# Purchasing Parents Rental Property



## Taaviti (Sep 8, 2011)

Hello, 

I am new to these forums but after reading some of the threads I have decided to seek some advice on my home buying situation. 

I have never owned a home but I have been saving for a down payment for some time. I am 25 years old and I currently pay rent in a home my parents purchased in Sept. 2010. They purchased the home (on a whim) with the intention of renting it out to help pay down some of the line of credit on which it was purchased and then in 2020, retiring, selling their current home, and moving in. My moving in was a bit unexpected but welcomed and they have offered to sell me and my partner the house. 

It was purchased in Sept. for the amount of 230,000 on a line of credit with 3.5% interest. Currently the line of credit sits at 213,000. My parents have paid the tax, insurance, and interest on the property over the past year and have made a few random payments toward the principal. In total they have paid about 24,000 which they would like to see returned to them in the sale. 

Over the past year my partner and I have also paid 12,000 in rent which my parents have agreed to subtract from the cost of the home. 

So, now we come to determining the cost of the home for the sale.

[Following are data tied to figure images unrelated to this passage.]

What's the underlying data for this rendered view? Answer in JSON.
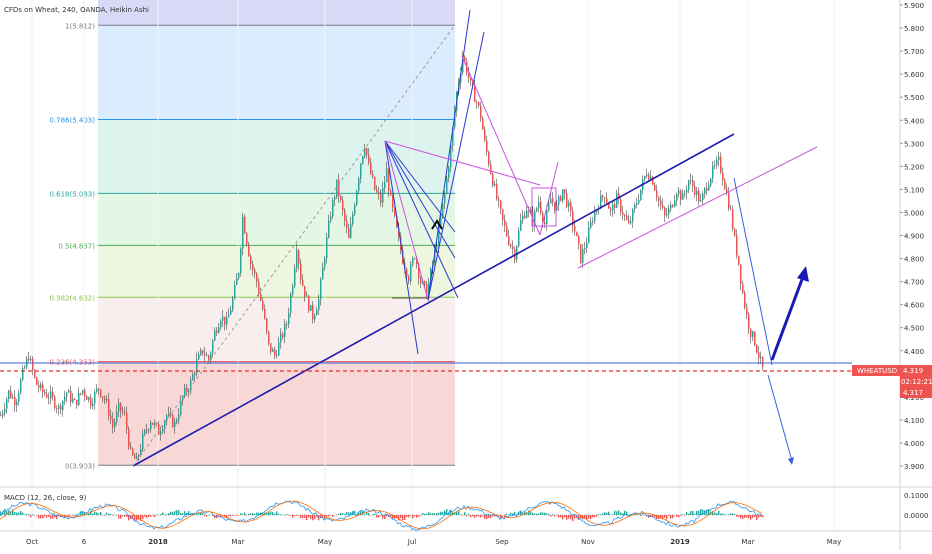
{
  "title": "CFDs on Wheat, 240, OANDA, Heikin Ashi",
  "chart_data": {
    "type": "candlestick",
    "symbol": "WHEATUSD",
    "last_price": "4.319",
    "countdown": "02:12:21",
    "low_label": "4.317",
    "price_axis": {
      "ticks": [
        "5.900",
        "5.800",
        "5.700",
        "5.600",
        "5.500",
        "5.400",
        "5.300",
        "5.200",
        "5.100",
        "5.000",
        "4.900",
        "4.800",
        "4.700",
        "4.600",
        "4.500",
        "4.400",
        "4.300",
        "4.200",
        "4.100",
        "4.000",
        "3.900"
      ],
      "ylim": [
        3.85,
        5.93
      ]
    },
    "time_axis": [
      "Oct",
      "6",
      "2018",
      "Mar",
      "May",
      "Jul",
      "Sep",
      "Nov",
      "2019",
      "Mar",
      "May"
    ],
    "fib_levels": [
      {
        "label": "1(5.812)",
        "value": 5.812,
        "color": "#787b86",
        "fill": "#e8e8e8"
      },
      {
        "label": "0.786(5.403)",
        "value": 5.403,
        "color": "#2196f3",
        "fill": "#dcecff"
      },
      {
        "label": "0.618(5.083)",
        "value": 5.083,
        "color": "#26a69a",
        "fill": "#ddf3ee"
      },
      {
        "label": "0.5(4.857)",
        "value": 4.857,
        "color": "#4caf50",
        "fill": "#e4f6e4"
      },
      {
        "label": "0.382(4.632)",
        "value": 4.632,
        "color": "#8bc34a",
        "fill": "#eef6df"
      },
      {
        "label": "0.236(4.353)",
        "value": 4.353,
        "color": "#ef5350",
        "fill": "#f8eeee"
      },
      {
        "label": "0(3.903)",
        "value": 3.903,
        "color": "#787b86",
        "fill": "#f8d7d7"
      }
    ],
    "price_path": [
      [
        0,
        4.12
      ],
      [
        8,
        4.22
      ],
      [
        15,
        4.18
      ],
      [
        22,
        4.3
      ],
      [
        28,
        4.38
      ],
      [
        35,
        4.26
      ],
      [
        42,
        4.22
      ],
      [
        50,
        4.2
      ],
      [
        58,
        4.15
      ],
      [
        66,
        4.22
      ],
      [
        74,
        4.17
      ],
      [
        82,
        4.23
      ],
      [
        90,
        4.18
      ],
      [
        98,
        4.24
      ],
      [
        106,
        4.17
      ],
      [
        112,
        4.07
      ],
      [
        118,
        4.15
      ],
      [
        124,
        4.12
      ],
      [
        130,
        3.95
      ],
      [
        136,
        3.92
      ],
      [
        142,
        4.02
      ],
      [
        150,
        4.1
      ],
      [
        158,
        4.05
      ],
      [
        166,
        4.12
      ],
      [
        174,
        4.08
      ],
      [
        182,
        4.2
      ],
      [
        190,
        4.26
      ],
      [
        196,
        4.35
      ],
      [
        202,
        4.4
      ],
      [
        208,
        4.36
      ],
      [
        214,
        4.48
      ],
      [
        220,
        4.55
      ],
      [
        226,
        4.52
      ],
      [
        232,
        4.62
      ],
      [
        238,
        4.75
      ],
      [
        242,
        4.98
      ],
      [
        246,
        4.88
      ],
      [
        250,
        4.78
      ],
      [
        256,
        4.7
      ],
      [
        262,
        4.58
      ],
      [
        268,
        4.42
      ],
      [
        274,
        4.38
      ],
      [
        280,
        4.45
      ],
      [
        286,
        4.52
      ],
      [
        292,
        4.7
      ],
      [
        296,
        4.86
      ],
      [
        300,
        4.72
      ],
      [
        306,
        4.62
      ],
      [
        312,
        4.55
      ],
      [
        318,
        4.62
      ],
      [
        324,
        4.82
      ],
      [
        330,
        5.0
      ],
      [
        336,
        5.12
      ],
      [
        342,
        5.0
      ],
      [
        348,
        4.88
      ],
      [
        354,
        5.05
      ],
      [
        360,
        5.22
      ],
      [
        364,
        5.3
      ],
      [
        368,
        5.2
      ],
      [
        374,
        5.1
      ],
      [
        380,
        5.05
      ],
      [
        386,
        5.18
      ],
      [
        390,
        5.05
      ],
      [
        396,
        4.92
      ],
      [
        402,
        4.8
      ],
      [
        408,
        4.72
      ],
      [
        414,
        4.82
      ],
      [
        420,
        4.7
      ],
      [
        426,
        4.65
      ],
      [
        432,
        4.78
      ],
      [
        438,
        4.92
      ],
      [
        444,
        5.08
      ],
      [
        450,
        5.28
      ],
      [
        456,
        5.52
      ],
      [
        462,
        5.68
      ],
      [
        466,
        5.62
      ],
      [
        470,
        5.55
      ],
      [
        476,
        5.48
      ],
      [
        480,
        5.42
      ],
      [
        484,
        5.3
      ],
      [
        490,
        5.18
      ],
      [
        496,
        5.06
      ],
      [
        502,
        4.96
      ],
      [
        508,
        4.88
      ],
      [
        514,
        4.82
      ],
      [
        520,
        4.96
      ],
      [
        526,
        5.02
      ],
      [
        532,
        4.96
      ],
      [
        538,
        5.05
      ],
      [
        544,
        4.95
      ],
      [
        550,
        5.06
      ],
      [
        556,
        5.02
      ],
      [
        562,
        5.1
      ],
      [
        568,
        5.02
      ],
      [
        574,
        4.92
      ],
      [
        580,
        4.8
      ],
      [
        586,
        4.88
      ],
      [
        592,
        4.98
      ],
      [
        598,
        5.04
      ],
      [
        604,
        5.08
      ],
      [
        610,
        5.0
      ],
      [
        616,
        5.06
      ],
      [
        622,
        5.0
      ],
      [
        628,
        4.94
      ],
      [
        634,
        5.02
      ],
      [
        640,
        5.1
      ],
      [
        646,
        5.18
      ],
      [
        652,
        5.14
      ],
      [
        658,
        5.05
      ],
      [
        664,
        4.98
      ],
      [
        670,
        5.02
      ],
      [
        676,
        5.1
      ],
      [
        682,
        5.06
      ],
      [
        688,
        5.14
      ],
      [
        694,
        5.1
      ],
      [
        700,
        5.04
      ],
      [
        706,
        5.12
      ],
      [
        712,
        5.18
      ],
      [
        718,
        5.22
      ],
      [
        722,
        5.16
      ],
      [
        726,
        5.08
      ],
      [
        730,
        5.0
      ],
      [
        734,
        4.88
      ],
      [
        738,
        4.78
      ],
      [
        742,
        4.65
      ],
      [
        746,
        4.55
      ],
      [
        750,
        4.48
      ],
      [
        754,
        4.44
      ],
      [
        758,
        4.38
      ],
      [
        762,
        4.32
      ]
    ],
    "macd": {
      "label": "MACD (12, 26, close, 9)",
      "ticks": [
        "0.1000",
        "0.0000",
        "-0.1000"
      ]
    }
  }
}
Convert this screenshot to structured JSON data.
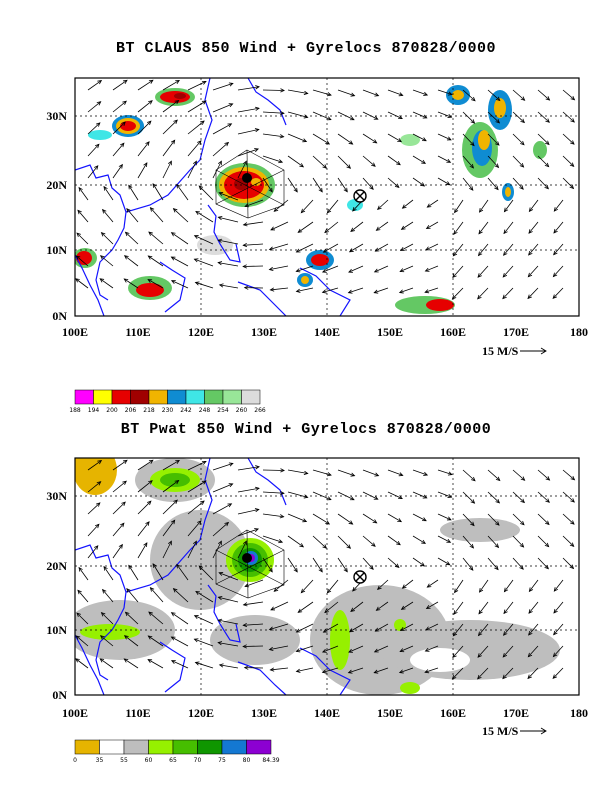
{
  "panel1": {
    "title": "BT CLAUS 850 Wind + Gyrelocs 870828/0000",
    "scale_label": "15 M/S",
    "colorbar": {
      "labels": [
        "188",
        "194",
        "200",
        "206",
        "218",
        "230",
        "242",
        "248",
        "254",
        "260",
        "266"
      ],
      "colors": [
        "#ff00ff",
        "#ffff00",
        "#e60000",
        "#a00000",
        "#f0b400",
        "#0f8cd2",
        "#3fe6e6",
        "#64c864",
        "#98e698",
        "#dcdcdc"
      ]
    }
  },
  "panel2": {
    "title": "BT Pwat 850 Wind + Gyrelocs 870828/0000",
    "scale_label": "15 M/S",
    "colorbar": {
      "labels": [
        "0",
        "35",
        "55",
        "60",
        "65",
        "70",
        "75",
        "80",
        "84.39"
      ],
      "colors": [
        "#e6b400",
        "#ffffff",
        "#bebebe",
        "#96f000",
        "#46be00",
        "#0f9600",
        "#1478d2",
        "#8c00d2"
      ]
    }
  },
  "axes": {
    "x_ticks": [
      "100E",
      "110E",
      "120E",
      "130E",
      "140E",
      "150E",
      "160E",
      "170E",
      "180"
    ],
    "y_ticks": [
      "0N",
      "10N",
      "20N",
      "30N"
    ]
  },
  "markers": {
    "storm_center": {
      "lon": 127,
      "lat": 21
    },
    "gyre_location": {
      "lon": 145,
      "lat": 18.5
    }
  }
}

As far as I can tell, It should be 213,000 + 24,000 - 12,000 = 225,000. My partner and I would then put at 20% down payment on the home and mortgage the remaining. Is this a correct valuation of the home in our situation of re-sale?

The other option is to leave the debt in my parents line of credit and set up some sort of rent-to-own agreement (if such a thing exists). In this case we could dump the planned downpayment on to the line of credit and make rent payments (ie. pay down the line of credit) at the maximum rate our budget allows - something which could be flexible month to month. 

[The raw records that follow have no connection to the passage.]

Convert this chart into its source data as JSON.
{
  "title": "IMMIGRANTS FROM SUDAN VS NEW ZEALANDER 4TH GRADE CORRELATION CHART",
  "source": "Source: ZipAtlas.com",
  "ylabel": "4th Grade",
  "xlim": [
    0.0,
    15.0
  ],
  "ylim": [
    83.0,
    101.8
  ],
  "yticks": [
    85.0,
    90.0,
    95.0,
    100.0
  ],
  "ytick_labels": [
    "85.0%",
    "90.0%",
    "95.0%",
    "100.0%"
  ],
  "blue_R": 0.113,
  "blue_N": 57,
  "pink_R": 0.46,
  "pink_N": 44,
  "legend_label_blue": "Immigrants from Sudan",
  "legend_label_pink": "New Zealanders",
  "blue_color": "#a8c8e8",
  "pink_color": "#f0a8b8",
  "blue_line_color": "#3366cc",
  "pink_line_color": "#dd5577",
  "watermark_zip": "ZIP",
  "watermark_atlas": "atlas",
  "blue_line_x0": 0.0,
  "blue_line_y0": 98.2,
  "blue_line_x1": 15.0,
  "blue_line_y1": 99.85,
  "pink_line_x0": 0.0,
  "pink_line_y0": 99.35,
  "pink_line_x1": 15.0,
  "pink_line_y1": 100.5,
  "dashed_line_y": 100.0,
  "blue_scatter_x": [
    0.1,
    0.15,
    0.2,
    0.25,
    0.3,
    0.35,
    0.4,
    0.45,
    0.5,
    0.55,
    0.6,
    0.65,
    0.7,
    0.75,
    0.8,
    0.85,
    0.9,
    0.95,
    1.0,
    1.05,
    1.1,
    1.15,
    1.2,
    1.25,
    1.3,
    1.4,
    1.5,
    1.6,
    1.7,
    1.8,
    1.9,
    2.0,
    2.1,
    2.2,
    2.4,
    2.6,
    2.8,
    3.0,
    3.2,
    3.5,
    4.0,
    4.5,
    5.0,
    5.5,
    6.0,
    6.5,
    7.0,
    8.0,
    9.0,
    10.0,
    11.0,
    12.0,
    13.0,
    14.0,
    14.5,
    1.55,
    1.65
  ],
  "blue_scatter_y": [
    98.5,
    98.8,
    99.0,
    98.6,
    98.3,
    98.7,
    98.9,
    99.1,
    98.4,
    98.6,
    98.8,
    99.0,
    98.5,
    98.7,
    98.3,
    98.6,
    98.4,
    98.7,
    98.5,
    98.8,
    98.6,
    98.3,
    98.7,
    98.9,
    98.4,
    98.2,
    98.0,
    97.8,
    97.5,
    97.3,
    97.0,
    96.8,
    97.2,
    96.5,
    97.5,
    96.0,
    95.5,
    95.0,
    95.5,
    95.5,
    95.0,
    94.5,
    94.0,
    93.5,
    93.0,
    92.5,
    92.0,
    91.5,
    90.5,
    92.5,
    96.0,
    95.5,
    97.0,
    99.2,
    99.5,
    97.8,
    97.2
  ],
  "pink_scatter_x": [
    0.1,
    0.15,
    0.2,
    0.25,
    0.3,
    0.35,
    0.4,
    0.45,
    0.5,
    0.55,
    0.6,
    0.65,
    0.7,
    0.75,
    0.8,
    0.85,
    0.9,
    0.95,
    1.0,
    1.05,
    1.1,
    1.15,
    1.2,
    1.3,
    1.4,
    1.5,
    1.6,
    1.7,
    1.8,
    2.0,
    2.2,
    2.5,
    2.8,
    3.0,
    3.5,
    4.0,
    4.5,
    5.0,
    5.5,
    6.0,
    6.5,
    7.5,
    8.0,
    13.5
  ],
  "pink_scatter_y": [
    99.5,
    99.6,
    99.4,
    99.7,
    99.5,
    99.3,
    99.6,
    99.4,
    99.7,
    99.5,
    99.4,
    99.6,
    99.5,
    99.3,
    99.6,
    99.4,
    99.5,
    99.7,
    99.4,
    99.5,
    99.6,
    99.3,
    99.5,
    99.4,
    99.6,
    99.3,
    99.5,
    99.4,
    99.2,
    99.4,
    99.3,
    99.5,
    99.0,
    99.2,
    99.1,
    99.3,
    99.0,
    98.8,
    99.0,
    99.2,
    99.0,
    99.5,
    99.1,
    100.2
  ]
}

So my question is which option is best? Start building credit with a mortgage and try to determine an appropriate cost of the home? OR Stay with the line of credit? Or....door number 3 - buy a different house, abandon the 12,000 we paid in rent and allow my parents to rent the property to someone else.

Sorry this question is so long winded - I don't really know anything about buying a home and there are just so many variables to consider. If this topic has been previously discussed please direct me to the archived thread. 

Thank you, 

David


----------



## DanFo (Apr 9, 2011)

That's a nice offer from your parents....personally if it was me in your shoes...

I'd ensure buying the place is not going to effect their retirement plans since you stated their intention was to move into your rental in a few years, if they are fine with it and your happy to buy the place (and see yourselves there past 2020) procceed. 

Personally I'd get my own mortgage so I wouldn't have to worry about money matters between family, it would also free up your parents LOC in case they wanted to invest into a new property....If you do stay on their credit you'll need to keep good records of all the payments as it's their LOC and they'd be free to add to it, or pay it down quicker themselves.

Since right now the property is an investment your parents would have to pay capital gains on the sale of the house..seeing as they just recently bought the property, a 225 000 cost seems like it could be close enough to FMV and they'd claim the loss..an appraisal might be required though in case of an audit..something to look into as I'm no realestate or tax expert.


----------



## Dana (Nov 17, 2009)

Taaviti said:


> The other option is to leave the debt in my parents line of credit and set up some sort of rent-to-own agreement (if such a thing exists). In this case we could dump the planned downpayment on to the line of credit and make rent payments (ie. pay down the line of credit) at the maximum rate our budget allows - something which could be flexible month to month.


This option would not allow you and your partner to put the property in your name. IMO it is the most complicated option in your situation. 



Taaviti said:


> So my question is which option is best? Start building credit with a mortgage and try to determine an appropriate cost of the home? OR Stay with the line of credit? Or....door number 3 - buy a different house, abandon the 12,000 we paid in rent and allow my parents to rent the property to someone else.


If you decide to purchase the house from your parents, contact a mortgage broker. Their services will be free for you, you can get a pre-approval for a mortgage and an appraisal to help determine FMV of the house as this is not an arm's length transaction. You may also consider contacting a real estate lawyer re: land transfer taxes etc as these fees will have to be taken into consideration.

Personally, I would find a different house not owned by family. 

Good Luck.


----------